Much of Eastern Europe is pleasant now because it re-integrated with the West through the European Union and NATO. But some of the more distant parts of the post-Soviet space are in ghastly condition. They never recovered. The Soviet Union fell apart half my lifetime ago, and I sort of blithely assumed that its victims stopped being victims around the same time, but that’s not what happened. Even Romanians I spoke to—and Romania is a Western country that’s now in the European Union and NATO—explained to me how they still suffer severe psychological damaged inflicted on them by Nicolae Ceauşescu’s totalitarian state.
LEE SMITH: As you show in that first chapter about making what amounted to a day-trip to Iraq by crossing the length of Turkey (first along the coast and then through the mountains), the post-Ottoman Middle East is also psychologically, and often physically, scarred by its history of authoritarian regimes. Some of those, like Iraq, were aligned with Moscow and others, like Syria, still are. In a sense there seems to be a shared, often unpleasant, sensibility. So what does your primary region of interest, the Middle East, have in common with the post-Soviet landscape?
MICHAEL TOTTEN: Whole swaths of the post-Soviet space have a great deal in common with the post-Ottoman space for the simple reason that both straddled the Muslim world and the eastern portion of Europe.

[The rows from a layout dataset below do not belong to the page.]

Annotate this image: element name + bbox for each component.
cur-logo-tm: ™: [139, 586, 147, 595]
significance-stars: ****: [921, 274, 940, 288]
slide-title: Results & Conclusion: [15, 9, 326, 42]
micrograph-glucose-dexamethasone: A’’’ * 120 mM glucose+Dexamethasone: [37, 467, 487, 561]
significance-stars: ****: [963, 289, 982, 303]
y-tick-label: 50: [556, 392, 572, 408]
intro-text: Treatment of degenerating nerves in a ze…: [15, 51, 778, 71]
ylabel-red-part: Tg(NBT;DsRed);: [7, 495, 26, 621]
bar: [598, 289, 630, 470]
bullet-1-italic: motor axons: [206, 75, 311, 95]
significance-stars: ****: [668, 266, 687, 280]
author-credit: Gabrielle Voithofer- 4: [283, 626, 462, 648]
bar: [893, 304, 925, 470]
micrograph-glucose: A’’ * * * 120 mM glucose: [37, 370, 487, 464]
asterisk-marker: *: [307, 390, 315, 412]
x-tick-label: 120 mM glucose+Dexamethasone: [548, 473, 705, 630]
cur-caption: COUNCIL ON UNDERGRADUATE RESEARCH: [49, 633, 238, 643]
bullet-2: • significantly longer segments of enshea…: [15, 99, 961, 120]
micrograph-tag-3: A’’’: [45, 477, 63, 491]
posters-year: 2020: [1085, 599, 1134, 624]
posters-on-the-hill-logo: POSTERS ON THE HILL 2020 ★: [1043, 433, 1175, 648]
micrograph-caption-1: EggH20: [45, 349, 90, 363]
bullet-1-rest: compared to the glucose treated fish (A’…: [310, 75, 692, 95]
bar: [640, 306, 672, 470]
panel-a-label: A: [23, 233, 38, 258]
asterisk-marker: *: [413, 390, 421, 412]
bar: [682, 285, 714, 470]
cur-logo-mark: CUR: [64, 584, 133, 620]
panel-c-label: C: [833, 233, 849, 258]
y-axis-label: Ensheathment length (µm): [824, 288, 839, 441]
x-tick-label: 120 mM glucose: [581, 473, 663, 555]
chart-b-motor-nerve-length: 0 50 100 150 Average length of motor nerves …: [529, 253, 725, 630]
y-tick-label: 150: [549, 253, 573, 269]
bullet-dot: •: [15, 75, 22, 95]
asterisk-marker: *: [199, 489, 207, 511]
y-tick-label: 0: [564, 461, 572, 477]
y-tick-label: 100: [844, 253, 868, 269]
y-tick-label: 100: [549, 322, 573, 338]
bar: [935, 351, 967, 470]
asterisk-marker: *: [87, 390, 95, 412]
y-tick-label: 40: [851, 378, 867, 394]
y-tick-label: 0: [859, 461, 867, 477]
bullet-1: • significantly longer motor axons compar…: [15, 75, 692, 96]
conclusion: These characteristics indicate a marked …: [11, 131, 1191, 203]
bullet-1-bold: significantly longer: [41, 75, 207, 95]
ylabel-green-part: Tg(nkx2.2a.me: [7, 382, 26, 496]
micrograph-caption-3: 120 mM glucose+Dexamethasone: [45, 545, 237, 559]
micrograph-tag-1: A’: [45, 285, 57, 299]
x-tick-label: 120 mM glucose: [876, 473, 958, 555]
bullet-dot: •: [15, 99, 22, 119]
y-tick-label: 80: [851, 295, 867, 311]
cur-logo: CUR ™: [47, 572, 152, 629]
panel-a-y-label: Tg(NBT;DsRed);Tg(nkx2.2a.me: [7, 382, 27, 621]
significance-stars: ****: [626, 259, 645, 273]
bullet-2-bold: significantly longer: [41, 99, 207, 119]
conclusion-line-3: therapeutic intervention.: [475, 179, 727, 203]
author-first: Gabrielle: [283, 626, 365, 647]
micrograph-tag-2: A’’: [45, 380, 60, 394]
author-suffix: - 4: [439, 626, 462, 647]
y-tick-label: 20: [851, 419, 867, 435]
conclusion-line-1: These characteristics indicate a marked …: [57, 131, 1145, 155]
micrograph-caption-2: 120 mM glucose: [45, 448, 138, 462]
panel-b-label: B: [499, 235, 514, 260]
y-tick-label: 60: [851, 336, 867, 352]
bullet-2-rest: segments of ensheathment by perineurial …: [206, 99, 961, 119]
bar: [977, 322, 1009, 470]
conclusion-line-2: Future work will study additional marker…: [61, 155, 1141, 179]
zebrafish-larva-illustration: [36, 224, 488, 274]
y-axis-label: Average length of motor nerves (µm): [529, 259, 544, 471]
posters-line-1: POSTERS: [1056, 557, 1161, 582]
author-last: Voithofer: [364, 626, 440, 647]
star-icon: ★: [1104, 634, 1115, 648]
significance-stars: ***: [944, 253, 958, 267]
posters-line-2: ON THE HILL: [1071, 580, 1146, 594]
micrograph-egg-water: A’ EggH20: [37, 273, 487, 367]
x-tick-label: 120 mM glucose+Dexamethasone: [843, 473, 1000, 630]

Each is jam-packed with squabbling ethno-sectarian factions. The post-Ottoman region consists of Arabs, Jews, Turks, Kurds, Greeks, Albanians, Serbs, Bosnians, Croats, Sunnis, Shias, etc. The post-Soviet space is even more complicated, including Russians, Ukrainians, Georgians, Azeris, Armenians, Chechens, Tatars, Abkhaz, and so on. Some of these people are Christians and some of them are Muslims. Horrible wars broke out after the imperial powers collapsed, from the crackup of Yugoslavia and the Lebanese civil war, to the now “frozen” conflicts in the Caucasus and the Black Sea region that fewer people have heard of. Russia’s invasion of Georgia a few years ago was about resolving two of those conflicts—in Russia’s favor, of course.
If you develop a firm understanding of how one of these regions works, it doesn’t take long to open up the hood and figure another one out. The various issues and conflicts are all completely different, and yet somehow almost the same.
Distant parts of the former Ottoman and Soviet empires are all but irrelevant to people in the Western world, but the westernmost fringes are part of the Western world. The European Union includes parts of both. They’re not beyond our backyard. They’re part of our yard. And sometimes, when things get out of hand, we go to war there.